I wrote about it in detail on Facebook, with photos, so I'll just link to that here. Suffice it to say that if one has a poor sense of direction, choosing a lovely scenic route that follows rivers and the like is a really reliable way to end up in all sorts of places that aren't one's actual destination. It was a really lovely day, though - the weather was 15°C and sunny, which is almost perfect for cycling, and it was nice to actually feel like I'd been a long way from home after so many months staying within about a 5km radius of the house. On Saturday, I got to pick up my first CSA box from Lakey Farm, who do lamb, mutton, beef and goat, and will give you a selection each month that includes about 15% choice cuts, 40% mince or sausages and 45% slow cooking cuts - the equivalent to the breakdown of a carcase. I got their smallest, trial box, and it had lamb shanks, goat cutlets, mutton merguez sausages, premium beef mince, a lovely goat leg joint to roast. Oh, and some tallow soap, because they really are nose to tail (they do offal on request), so that was a nice touch. I have lots of plans for those. And yesterday, we went and spent the late afternoon and evening with my brother and sister-in-law and niece, and had a very fancy dinner from Maha Go (the new, finish-at-home option of our favourite gourmet restaurant). The quantities were ludicrous, the quality very good. And the company was nice too.
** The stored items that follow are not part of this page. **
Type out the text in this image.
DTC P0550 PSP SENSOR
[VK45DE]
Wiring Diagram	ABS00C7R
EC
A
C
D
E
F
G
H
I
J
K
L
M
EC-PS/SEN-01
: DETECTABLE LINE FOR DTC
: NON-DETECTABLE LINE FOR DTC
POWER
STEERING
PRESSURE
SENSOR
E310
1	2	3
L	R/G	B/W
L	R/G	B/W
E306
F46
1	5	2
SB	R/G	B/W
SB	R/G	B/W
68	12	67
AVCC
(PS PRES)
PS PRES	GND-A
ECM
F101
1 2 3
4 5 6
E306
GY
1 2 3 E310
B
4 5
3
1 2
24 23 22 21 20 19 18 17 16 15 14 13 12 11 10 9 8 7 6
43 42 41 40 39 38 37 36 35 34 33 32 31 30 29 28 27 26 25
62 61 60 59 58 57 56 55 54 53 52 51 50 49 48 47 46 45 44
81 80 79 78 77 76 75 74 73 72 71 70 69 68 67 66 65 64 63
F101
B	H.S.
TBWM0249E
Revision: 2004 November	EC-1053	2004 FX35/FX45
And a good thing too, because I woke up to the news that my council area is now one of six that are having particularly high rates of community transmission, and people should not leave or enter this region unless absolutely necessary. Now, for overseas people, a high rate of transmission in Australia actually means that we have been getting about 20-25 new cases every day in the state of Victoria, which has something like 5 million people, so it's not really at the level where we need to be panicking, but about a third of them have been happening near where I live, so some caution is important. I have no idea what this will mean for the funeral. Since I am not very good at family, but very good at being a church musician, I had already offered to record something for the occasion – Joe's mother was very keen that I should come in person, and indeed, up until yesterday, I would have counted as 'essential staff' and thus exempt from number restrictions... but as of today, I'm not actually sure if I'm allowed to go at all. Especially as the funeral will be in a non-restricted zone, but I'm pretty sure Joe's mother lives in a *different* restricted zone from me. In any case, my plan is to make sure I have recordings both of me singing, and of the accompaniment alone, and deploy whichever one is permitted and feasible on the day. All of which does require people to decide when the funeral is, and what they would like me to sing, of course...
And tomorrow, I'm back at work, at my kitchen table. I wouldn't say I feel relaxed and well-rested, but God knows, it could have been so very much worse.
I am so glad I had my ride to Williamstown. That was a proper holiday, at least, even if it was just a single day.